Energy giant Exxon Mobil plans to cut nearly 400 jobs in Texas as a result of its recent acquisition of Pioneer Natural Resources, a move expected to affect a more than 1 million-square-foot office campus in the Dallas area.
The nation's largest energy company bought rival Pioneer Natural Resources in an all-stock deal totaling nearly $60 billion this year, nearly doubling Exxon Mobil's land holdings in the Permian Basin.
Exxon Mobil said in a letter to the state it offered more than 1,900 Pioneer workers a job after the acquisition of the company but there are 397 employees "that are in scope for planned separations."

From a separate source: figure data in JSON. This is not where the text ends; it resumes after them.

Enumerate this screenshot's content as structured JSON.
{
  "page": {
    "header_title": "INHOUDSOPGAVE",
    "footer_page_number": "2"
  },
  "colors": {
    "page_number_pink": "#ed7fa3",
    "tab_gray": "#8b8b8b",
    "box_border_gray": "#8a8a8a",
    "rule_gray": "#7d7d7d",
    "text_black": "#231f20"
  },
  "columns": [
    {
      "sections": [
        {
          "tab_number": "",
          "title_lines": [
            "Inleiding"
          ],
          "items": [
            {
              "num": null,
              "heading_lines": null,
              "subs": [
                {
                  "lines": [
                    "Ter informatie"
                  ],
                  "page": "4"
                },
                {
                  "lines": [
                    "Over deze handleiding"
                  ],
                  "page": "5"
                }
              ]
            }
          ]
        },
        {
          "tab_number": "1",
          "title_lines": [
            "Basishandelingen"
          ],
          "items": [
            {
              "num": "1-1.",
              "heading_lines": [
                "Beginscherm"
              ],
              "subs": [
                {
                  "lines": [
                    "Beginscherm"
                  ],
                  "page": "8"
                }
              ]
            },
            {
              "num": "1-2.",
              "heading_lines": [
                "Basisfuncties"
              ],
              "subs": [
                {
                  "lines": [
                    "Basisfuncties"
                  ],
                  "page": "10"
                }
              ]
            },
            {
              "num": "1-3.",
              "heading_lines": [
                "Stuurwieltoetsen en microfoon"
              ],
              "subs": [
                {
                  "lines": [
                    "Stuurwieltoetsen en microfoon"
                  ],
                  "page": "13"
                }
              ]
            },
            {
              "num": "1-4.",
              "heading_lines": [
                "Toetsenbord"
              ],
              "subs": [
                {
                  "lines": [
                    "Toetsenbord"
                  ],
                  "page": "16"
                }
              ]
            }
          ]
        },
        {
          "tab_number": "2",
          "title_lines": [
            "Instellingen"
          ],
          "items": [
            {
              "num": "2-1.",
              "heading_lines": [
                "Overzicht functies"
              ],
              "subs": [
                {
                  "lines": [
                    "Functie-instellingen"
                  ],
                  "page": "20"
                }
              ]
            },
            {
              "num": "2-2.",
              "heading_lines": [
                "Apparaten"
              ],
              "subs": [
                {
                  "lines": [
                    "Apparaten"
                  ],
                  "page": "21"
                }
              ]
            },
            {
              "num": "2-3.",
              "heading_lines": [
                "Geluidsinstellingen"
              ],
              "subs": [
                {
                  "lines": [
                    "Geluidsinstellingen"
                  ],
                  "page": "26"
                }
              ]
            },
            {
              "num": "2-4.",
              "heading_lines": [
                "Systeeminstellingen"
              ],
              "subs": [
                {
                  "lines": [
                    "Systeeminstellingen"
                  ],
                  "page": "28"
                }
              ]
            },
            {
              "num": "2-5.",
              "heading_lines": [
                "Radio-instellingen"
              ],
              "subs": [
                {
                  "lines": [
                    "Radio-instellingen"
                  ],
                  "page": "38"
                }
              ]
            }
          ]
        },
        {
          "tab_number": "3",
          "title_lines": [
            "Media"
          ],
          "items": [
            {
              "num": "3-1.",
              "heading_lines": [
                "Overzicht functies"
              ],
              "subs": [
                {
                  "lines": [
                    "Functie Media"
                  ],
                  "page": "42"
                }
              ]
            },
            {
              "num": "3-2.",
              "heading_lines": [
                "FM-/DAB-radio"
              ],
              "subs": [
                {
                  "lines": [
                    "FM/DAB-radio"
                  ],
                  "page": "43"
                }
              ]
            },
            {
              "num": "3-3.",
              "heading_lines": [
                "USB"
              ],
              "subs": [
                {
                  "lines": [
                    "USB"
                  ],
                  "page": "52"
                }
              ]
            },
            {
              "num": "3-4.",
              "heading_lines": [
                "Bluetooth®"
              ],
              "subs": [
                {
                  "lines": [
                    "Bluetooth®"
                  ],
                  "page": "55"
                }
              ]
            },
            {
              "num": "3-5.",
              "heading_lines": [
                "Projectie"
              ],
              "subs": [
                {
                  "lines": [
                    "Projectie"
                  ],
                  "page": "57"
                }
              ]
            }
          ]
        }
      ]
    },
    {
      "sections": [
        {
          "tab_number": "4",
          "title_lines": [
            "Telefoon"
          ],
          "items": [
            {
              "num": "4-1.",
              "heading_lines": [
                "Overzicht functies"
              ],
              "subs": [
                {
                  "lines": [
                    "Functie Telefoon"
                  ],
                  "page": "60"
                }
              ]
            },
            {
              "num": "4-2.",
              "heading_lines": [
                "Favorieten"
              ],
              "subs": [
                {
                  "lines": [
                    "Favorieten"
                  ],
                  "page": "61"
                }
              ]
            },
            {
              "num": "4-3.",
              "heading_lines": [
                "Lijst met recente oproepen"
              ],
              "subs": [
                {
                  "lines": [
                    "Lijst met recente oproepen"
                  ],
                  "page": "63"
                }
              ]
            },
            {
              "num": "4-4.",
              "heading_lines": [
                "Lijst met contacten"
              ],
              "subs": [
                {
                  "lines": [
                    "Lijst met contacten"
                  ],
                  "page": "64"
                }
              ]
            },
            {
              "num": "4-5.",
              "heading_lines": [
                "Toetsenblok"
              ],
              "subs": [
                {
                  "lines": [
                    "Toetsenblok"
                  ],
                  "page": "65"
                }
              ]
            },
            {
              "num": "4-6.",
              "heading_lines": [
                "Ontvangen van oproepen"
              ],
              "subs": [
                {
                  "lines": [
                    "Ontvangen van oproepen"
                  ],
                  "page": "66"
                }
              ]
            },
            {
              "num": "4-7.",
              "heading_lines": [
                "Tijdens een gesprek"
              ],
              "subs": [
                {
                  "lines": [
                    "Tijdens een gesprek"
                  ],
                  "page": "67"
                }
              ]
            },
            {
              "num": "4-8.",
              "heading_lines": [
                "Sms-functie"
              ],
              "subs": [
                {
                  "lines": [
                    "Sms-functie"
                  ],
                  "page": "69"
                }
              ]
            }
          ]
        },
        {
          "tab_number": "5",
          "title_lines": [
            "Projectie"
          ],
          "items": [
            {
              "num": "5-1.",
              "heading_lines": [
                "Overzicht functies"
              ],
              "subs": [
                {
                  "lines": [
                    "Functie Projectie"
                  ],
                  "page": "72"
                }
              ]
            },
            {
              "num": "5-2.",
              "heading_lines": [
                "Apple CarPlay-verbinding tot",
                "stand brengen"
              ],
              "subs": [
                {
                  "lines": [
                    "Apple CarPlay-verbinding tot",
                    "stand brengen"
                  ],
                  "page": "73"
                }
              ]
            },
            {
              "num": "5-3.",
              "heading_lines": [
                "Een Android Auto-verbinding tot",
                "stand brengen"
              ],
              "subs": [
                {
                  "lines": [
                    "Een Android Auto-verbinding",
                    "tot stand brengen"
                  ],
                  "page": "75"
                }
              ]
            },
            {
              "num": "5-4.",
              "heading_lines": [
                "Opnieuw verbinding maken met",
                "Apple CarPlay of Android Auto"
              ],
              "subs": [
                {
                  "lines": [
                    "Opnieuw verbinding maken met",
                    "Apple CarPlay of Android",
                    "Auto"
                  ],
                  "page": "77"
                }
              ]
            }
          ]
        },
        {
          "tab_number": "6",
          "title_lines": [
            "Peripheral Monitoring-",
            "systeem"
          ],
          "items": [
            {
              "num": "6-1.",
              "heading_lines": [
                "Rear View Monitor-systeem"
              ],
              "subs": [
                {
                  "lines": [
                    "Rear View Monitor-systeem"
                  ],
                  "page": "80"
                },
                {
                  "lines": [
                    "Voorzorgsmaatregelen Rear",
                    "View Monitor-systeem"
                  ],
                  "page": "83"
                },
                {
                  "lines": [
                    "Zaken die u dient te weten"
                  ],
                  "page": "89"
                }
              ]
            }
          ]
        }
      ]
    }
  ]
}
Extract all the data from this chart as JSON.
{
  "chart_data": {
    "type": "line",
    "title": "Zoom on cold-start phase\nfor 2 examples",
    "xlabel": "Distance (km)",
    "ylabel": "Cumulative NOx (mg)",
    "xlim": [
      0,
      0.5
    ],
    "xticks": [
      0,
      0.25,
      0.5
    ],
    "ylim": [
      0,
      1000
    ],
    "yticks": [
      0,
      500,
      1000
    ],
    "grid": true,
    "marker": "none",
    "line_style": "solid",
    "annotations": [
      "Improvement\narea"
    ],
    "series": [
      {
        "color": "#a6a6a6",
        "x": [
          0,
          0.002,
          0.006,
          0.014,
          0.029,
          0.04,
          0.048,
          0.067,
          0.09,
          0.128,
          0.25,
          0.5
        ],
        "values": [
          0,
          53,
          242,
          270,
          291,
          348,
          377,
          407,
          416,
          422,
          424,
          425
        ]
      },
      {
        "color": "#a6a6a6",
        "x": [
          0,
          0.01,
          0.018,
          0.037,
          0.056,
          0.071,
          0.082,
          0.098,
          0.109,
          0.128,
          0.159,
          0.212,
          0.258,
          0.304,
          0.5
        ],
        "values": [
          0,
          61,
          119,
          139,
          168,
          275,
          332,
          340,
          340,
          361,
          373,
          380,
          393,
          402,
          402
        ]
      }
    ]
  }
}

The majority of those jobs are at Pioneer's about 1.1 million-square-foot headquarters at 777 Hidden Ridge Drive in Irving, Texas, a suburb about 14 miles northeast of downtown Dallas.
"Our employment strategy has not changed — the success of this merger depends heavily on the retention of Pioneer's talented workforce, and more than 1,900 Pioneer employees were offered jobs as part of the merger, with well over a majority accepting their offer of employment," said Jared Young, public and government affairs manager for Exxon Mobil, in the letter.
Pioneer's build-to-suit headquarters was completed in 2019 and includes a large food hall, fitness center, day-care facilities and a six-story parking deck, according to the building's owner, PRP. PRP purchased the 10-story campus in a deal totaling $584.2 million in December 2019.
The campus is 100% leased to Pioneer until 2039 with no termination options, real estate manager PRP said on its website. Exxon Mobil did not immediately comment to CoStar News on its plans for Pioneer's headquarters.
If Exxon Mobil decides to put Pioneer's office space up for sublease, it would further inundate an already saturated office market. According to CoStar data, the Dallas-Fort Worth region has an office vacancy rate surpassing 18% as the area wrestles with fragile demand for space.
Even with the region's higher than average vacancy rate, real estate developers in Dallas-Fort Worth have about 5.9 million square feet of new office space in the pipeline, according to CoStar data. About 70% of that new construction is preleased, said Bill Kitchens, CoStar's director of market analytics, in his recent market report, leading to a persistent threat of vacancy on the horizon.
Other oil and gas companies have announced similar job cuts this year as a result of consolidations in the industry. Marathon Oil warned the state of a possible mass layoff involving at least 500 workers at its Houston headquarters as a result of the company being acquired by Houston-based ConocoPhillips for about $17 billion.
Affected workers “may reasonably expect to experience a permanent loss of employment” in the 12 months following the closing of the acquisition in the current fourth quarter, Marathon Oil said in a letter to the state. ConocoPhillips said it expects to reduce costs by about $500 million in the first year after the takeover.
Marathon Oil owns its custom built 15-story office tower that opened in 2021 at 990 Town and Country Blvd. in Houston's CityCentre area.
Meanwhile, Exxon Mobil's planned job cuts are expected to occur at rolling milestones between the end of the year and 2026. Exxon Mobil plans to layoff 110 employees by Dec. 31, including 103 employees tied to Pioneer's Irving headquarters, with the remaining workers being in Midland, Texas, and Big Lake, Texas.
Exxon Mobil had its headquarters in Irving for decades before selling the 290-acre campus at 5959 Las Colinas Blvd. to Capital Commercial Investments, based in Austin, Texas, at the end of 2022. Exxon Mobil relocated its headquarters to its massive corporate campus in the Houston area in Spring.
Capital Commercial Investments has been shopping Exxon's former home around to would-be tenants, as CoStar News has previously reported.
Updated Nov. 18 to correct the amount of new construction that is preleased.